L’imprévisibilité n’est pas une idée, elle est aujourd’hui un fait scientifique. Nassim Nicholas Taleb explique pourquoi nous n’avons pas envie de l’accepter. Une fois conscient de ce qui se passe dans notre tête, nous devrions être un peu plus sages. Mais ça ne semble pas évident pour tout le monde. Je reviens donc sur le sujet.
1/ Les futurs probables n’existent pas. Il est impossible de définir la probabilité d’un futur donné sinon en s’accordant une marge d’erreur faramineuse. Bien sûr, les analystes en tout genre ne peuvent pas être d’accord car leur gagne-pain est la prévision. Mais il suffit de regarder en arrière pour constater qu’ils se trompent presque toujours. Leur taux d’erreur est monstrueux.
2/ Parmi les futurs probables, il y a toujours des futurs opposés, logique au vue de la marge d’erreur. Comment choisir entre ces futurs pour mener une politique à long terme ?
3/ Rien n’empêche de mener des politiques à long terme mais il faut savoir qu’elles reviennent à parier sur l’avenir. Nul ne peut savoir ce que sera le long terme. On peut décider de réduire à long terme les gaz à effet de serre. Ce n’est pas pour ça que nous connaîtrons le climat ou le niveau de pollution à long terme. Bien sûr, ce n’est pas une raison pour ne pas agir. Mais il ne faut pas se chercher des justifications chez les oracles.
4/ La plupart d’entre-nous menons nos vies avec des politiques à long terme. Une politique à long terme est une politique suivie avec persévérance (ce qui est antinomique avec nos démocraties où les têtes changent sans cesse). Elle commence aujourd’hui et elle est faite pour durer.
5/ Personne ne peut gérer le futur intelligemment. Le futur est inintelligible car il est totalement inconnu à cause des hasards de type deux. Essayer d’être intelligent avec le futur, c’est être intelligent tout de suite, ne pas faire de connerie tout de suite. Si le climat se détraque, c’est à cause de nous, c’est à nous de changer les choses maintenant. Nous devons cesser de faire des plans sur la comète.

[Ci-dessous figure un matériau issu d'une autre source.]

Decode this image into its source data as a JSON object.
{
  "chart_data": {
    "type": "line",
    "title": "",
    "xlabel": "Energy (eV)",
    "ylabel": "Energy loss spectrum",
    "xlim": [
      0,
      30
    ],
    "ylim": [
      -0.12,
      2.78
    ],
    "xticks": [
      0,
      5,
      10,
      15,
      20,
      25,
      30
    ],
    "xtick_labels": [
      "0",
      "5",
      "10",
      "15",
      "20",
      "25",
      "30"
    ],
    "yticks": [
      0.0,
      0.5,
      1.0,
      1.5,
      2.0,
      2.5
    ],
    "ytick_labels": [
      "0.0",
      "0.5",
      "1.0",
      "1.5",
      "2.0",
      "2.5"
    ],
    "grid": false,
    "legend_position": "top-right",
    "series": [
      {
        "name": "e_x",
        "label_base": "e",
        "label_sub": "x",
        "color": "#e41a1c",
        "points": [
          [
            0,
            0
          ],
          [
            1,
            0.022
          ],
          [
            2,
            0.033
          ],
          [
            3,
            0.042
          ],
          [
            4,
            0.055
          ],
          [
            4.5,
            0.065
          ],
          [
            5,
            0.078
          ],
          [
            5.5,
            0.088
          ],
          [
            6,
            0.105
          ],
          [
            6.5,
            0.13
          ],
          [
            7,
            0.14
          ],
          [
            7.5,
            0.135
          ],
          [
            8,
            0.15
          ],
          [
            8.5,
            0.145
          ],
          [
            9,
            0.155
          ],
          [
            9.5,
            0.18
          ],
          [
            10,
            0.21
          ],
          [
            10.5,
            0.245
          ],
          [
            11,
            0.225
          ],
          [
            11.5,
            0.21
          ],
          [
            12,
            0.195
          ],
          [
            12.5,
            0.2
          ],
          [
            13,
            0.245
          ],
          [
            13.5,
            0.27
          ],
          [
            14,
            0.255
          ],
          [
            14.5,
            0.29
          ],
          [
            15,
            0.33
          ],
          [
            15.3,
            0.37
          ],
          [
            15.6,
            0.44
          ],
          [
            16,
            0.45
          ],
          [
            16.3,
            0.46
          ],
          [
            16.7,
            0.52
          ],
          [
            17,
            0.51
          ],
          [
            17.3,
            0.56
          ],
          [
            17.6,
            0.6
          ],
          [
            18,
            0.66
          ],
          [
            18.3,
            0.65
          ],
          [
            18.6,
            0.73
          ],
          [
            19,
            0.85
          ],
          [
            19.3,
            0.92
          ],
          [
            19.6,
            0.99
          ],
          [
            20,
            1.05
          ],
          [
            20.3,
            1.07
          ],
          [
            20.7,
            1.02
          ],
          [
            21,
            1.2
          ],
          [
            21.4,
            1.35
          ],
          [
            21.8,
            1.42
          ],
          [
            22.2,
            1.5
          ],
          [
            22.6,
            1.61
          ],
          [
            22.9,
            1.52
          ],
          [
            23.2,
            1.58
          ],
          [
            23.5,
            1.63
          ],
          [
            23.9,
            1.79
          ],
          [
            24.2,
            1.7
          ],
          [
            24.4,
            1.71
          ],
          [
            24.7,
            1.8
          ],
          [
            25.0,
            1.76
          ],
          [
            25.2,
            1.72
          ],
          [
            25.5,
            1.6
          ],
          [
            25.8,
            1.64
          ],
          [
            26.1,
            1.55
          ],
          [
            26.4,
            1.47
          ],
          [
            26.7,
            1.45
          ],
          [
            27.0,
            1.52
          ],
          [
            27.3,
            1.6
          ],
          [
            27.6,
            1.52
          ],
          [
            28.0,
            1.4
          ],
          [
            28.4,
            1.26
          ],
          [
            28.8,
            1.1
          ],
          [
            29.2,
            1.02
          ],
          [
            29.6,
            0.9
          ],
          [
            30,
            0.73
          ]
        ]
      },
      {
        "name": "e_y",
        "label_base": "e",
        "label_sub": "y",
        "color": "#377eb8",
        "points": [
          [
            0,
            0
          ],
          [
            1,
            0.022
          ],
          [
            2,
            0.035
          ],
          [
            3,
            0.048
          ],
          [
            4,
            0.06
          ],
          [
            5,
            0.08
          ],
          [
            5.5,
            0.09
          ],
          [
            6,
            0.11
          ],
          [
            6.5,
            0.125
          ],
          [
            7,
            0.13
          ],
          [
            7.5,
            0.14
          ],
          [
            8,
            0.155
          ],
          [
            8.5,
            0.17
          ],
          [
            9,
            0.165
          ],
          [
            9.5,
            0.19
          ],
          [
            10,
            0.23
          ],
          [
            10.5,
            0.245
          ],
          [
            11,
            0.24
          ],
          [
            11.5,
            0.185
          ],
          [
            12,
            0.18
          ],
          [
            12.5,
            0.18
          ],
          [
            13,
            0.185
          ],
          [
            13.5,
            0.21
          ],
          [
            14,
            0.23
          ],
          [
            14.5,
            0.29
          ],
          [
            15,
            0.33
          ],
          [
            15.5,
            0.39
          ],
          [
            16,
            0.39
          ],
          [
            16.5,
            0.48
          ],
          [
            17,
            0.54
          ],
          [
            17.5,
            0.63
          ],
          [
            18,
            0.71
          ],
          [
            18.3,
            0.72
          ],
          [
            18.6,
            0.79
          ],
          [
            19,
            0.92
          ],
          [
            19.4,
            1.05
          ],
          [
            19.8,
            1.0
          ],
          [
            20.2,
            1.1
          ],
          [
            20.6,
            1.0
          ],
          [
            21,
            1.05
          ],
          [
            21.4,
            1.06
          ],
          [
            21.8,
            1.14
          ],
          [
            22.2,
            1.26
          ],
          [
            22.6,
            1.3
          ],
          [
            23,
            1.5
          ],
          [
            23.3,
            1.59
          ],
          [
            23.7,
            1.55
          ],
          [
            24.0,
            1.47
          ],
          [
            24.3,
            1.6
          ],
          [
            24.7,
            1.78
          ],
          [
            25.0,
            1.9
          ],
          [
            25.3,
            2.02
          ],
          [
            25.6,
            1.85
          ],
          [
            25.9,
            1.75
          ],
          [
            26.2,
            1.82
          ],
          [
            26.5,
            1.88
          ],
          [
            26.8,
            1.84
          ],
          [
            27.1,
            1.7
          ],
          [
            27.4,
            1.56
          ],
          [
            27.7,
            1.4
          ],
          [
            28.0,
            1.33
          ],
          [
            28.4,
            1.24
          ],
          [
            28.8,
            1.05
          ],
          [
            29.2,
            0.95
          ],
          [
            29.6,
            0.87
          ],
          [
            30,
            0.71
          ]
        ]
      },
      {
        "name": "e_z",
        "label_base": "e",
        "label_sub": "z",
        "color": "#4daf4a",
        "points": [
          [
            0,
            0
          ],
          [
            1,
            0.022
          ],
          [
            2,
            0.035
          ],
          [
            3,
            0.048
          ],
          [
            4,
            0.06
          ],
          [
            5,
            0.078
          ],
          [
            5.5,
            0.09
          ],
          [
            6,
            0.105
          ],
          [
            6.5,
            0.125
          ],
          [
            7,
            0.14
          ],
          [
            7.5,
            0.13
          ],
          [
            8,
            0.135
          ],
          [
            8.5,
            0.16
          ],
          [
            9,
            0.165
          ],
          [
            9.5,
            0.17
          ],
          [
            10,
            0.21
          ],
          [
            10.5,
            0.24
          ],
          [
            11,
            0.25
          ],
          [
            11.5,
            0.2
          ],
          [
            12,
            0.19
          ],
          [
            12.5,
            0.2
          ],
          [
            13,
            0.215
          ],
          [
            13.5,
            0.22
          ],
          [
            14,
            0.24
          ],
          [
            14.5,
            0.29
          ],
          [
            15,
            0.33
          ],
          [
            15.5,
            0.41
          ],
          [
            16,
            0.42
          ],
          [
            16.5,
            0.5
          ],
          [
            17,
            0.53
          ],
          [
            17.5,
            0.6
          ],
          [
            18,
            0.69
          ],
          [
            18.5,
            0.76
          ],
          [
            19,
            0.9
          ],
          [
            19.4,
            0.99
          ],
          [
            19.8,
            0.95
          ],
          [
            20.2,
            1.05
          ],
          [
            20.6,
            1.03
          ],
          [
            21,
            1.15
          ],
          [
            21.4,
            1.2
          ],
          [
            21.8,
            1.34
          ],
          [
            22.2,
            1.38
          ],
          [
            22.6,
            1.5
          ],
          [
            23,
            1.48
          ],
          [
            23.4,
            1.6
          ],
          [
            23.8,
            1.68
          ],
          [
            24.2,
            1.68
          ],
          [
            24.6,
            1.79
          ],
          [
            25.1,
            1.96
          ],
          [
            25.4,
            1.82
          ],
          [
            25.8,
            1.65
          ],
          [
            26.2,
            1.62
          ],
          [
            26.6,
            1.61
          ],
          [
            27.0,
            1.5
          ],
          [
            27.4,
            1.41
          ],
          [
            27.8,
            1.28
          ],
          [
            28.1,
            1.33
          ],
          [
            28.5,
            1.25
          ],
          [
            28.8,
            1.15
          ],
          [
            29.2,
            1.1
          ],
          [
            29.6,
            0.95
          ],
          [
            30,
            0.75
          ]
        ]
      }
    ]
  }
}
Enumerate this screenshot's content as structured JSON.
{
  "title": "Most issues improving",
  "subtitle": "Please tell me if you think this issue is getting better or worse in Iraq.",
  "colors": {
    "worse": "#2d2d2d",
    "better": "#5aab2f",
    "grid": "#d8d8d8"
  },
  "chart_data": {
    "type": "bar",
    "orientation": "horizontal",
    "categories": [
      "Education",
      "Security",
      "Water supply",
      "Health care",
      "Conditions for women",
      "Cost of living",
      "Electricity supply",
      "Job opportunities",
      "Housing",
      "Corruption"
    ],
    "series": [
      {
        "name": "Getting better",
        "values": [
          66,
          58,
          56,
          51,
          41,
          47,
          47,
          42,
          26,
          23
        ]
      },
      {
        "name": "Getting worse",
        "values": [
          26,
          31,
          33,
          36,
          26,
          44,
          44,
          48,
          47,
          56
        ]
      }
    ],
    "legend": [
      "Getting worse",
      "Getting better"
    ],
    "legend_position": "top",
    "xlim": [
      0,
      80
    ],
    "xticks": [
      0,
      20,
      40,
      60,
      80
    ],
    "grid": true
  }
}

6/ Il est vrai que nous savons modéliser les comportements sociaux. Tous ces modèles ont pour caractéristique d’engendrer des situations imprévisibles, même en simulation. Une modélisation permet de comprendre les interactions, de comprendre comment s’organise la complexité, elle ne permet pas de la faire disparaître. Une modélisation n’aide en rien à prévoir l’avenir. Elle permet juste d’envisager une infinité d’avenirs possibles. Pour obtenir cette diversité, il n’est même pas besoin d’intégrer des hasards de type deux, tant est grande la sensibilité aux conditions initiales de presque toutes les simulations.
7/ Tout ce que je dis c’est qu’il faut arrêter de faire de la politique comme si l’avenir était écrit. S’il était si facile de prévoir l’avenir, il serait encore plus facile de faire fortune.
PS1 : Je n’ai pas dit qu’il ne fallait pas agir. Au contraire, il faut agir maintenant. Oui, nous devons abaisser les émissions de gaz à effet de serre. Mais il ne faut pas dire que, si nous ne le faisons pas, nous serons dans la merde dans vingt ans. Nous sommes justement déjà dans la merde.PS2 : Je ne suis pas contre les politiques à long terme, au contraire. Mais une politique à long terme ne doit pas être une politique qui escompte des résultats hypothétiques dans une échéance encore plus hypothétique. Le discours politique doit simplement intégrer l’imprévisibilité.PS3 : L’honnêteté politique serait d’avouer qu’on joue avec le feu, pas prendre les gens pour des cons en leur vendant des projections séduisantes. Je suis joueur, j’aime le jeu, je crois qu’il faut prendre des risques mais il faut que tout le monde en soit conscient. Les politiques aussi sont des joueurs mais ils ne l’avouent pas.PS4 : Je suis par exemple pour une politique à long terme qui favoriserait l’action locale par rapport à l’action globale. Aucun politique ne défendra cette idée car il se saborderait lui-même, mais passons, ce n’est pas le sujet. Je suis en faveur de l’action locale car je crois qu’elle peut avoir des effets tout de suite. N’est-ce pas comme ça que nous menons nos vies d’ailleurs?PS5 : Tout ce que je constate c’est que Nassim Nicholas Taleb a vu juste. Peu d’entre nous acceptent l’idée d’un avenir totalement imprévisible. Presque tout le monde cherche à retomber sur ses pieds en invoquant une théorie ou une autre. Mais si une de ces théories marchait, son inventeur serait déjà l’homme le plus riche du monde. Pour le moment, cet homme là s’appelle Bill Gates et il joue ici et maintenant.